A cet égard, Mussolini demeure certainement le moins connu de ces dictateurs. Sans doute parce que la Deuxième Guerre mondiale l'a mis au second plan derrière Hitler ou parce que le fascisme dont il fut l'instigateur est devenu un terme "fourre-tout" qui recouvre aujourd'hui une pléthore de sens, on ne garde souvent de lui qu'une image caricaturale. Pierre Milza, professeur d'histoire contemporaine à l'Institut d'Etudes Politiques de Paris, nous offre une magistrale biographie de Mussolini, étayée par une vaste bibliographie et la richesse de ses travaux antérieurs. De sa Romagne natale à la macabre mise en scène de sa mort sur la place Loreto à Milan, s'ébauche le portrait tout en nuances du dictateur italien soumis à l'analyse de l'historien, loin des poncifs, sans complaisance mais surtout se conformant à une réelle démarche historique excluant tout déterminisme.
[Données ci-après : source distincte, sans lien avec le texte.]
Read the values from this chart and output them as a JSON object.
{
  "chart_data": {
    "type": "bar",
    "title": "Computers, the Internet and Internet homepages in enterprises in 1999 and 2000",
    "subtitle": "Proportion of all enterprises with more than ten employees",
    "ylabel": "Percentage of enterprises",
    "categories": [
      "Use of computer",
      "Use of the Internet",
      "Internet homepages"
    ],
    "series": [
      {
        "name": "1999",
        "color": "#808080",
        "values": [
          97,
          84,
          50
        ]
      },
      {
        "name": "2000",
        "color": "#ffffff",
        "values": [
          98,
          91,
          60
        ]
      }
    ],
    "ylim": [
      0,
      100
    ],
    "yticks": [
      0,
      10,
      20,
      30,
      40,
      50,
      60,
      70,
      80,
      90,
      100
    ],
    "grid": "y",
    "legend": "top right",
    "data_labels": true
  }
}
Avant d'entrer plus avant dans le contenu même de cette étude, il faut s'arrêter sur le remarquable avant-propos de l'auteur qui opère ici un véritable retour sur lui-même et sa brillante carrière, largement consacrée à l'étude de l'Italie contemporaine et du fascisme. L'honnêteté intellectuelle qui sous-tend les propos de Pierre Milza donne le sentiment au lecteur de comprendre enfin ce qui fait de l'historien un universitaire à part. La modestie, la rigueur, la remise en cause permanente s'allient à la passion pour rendre compte de ce qui a fait notre histoire. Loin de renier ses publications précédentes, Pierre Milza les enrichit et leur donne ici une autre dimension en ajoutant à l'étude des tendances "lourdes" et du temps "long" - si chers à l'école des Annales - une analyse plus anthropocentriste, plus événementielle, en un mot plus proche des repères les plus tangibles du passé. Ajoutant à un tableau pertinent de l'évolution politique, sociale, économique et diplomatique de l'Italie une analyse pointue des éléments marquants de la vie du Duce, l'auteur permet de comprendre comment Mussolini parvint à prendre le pouvoir et à l'accaparer pendant plus de vingt ans.
On reste ébahi de constater à quel point l'émergence du premier fascisme est tributaire de la personnalité du futur Duce. Les origines de Mussolini prennent racine au coeur de la Romagne, région italienne de forte tradition révolutionnaire. Il est issu d'une famille de petits possédants que des revers de fortune ont ruiné et conduit au bord de la prolétarisation sans pour autant l'assimiler à la masse des ouvriers et des manoeuvres. Alessandro Mussolini, son père, est forgeron mais il tient un bistrot où se croisent anarchistes, révolutionnaires et socialistes de tout poil. Sa mère, Rosa, est institutrice et possède quelques biens qui permettent à la famille Mussolini de subsister, particulièrement lorsque Alessandro est emprisonné pour son activisme politique. Véritable "homme du peuple", Benito n'en bénéficie pas moins d'une éducation qui s'assimile plus à celle de la petite bourgeoisie qu'à celle des classes populaires en général. Baigné dans une agitation politique permanente, enclin à jouer les petits chefs de bande et souvent rétif à la discipline imposée par ses professeurs, Benito s'engage rapidement dans la voie de l'activisme révolutionnaire.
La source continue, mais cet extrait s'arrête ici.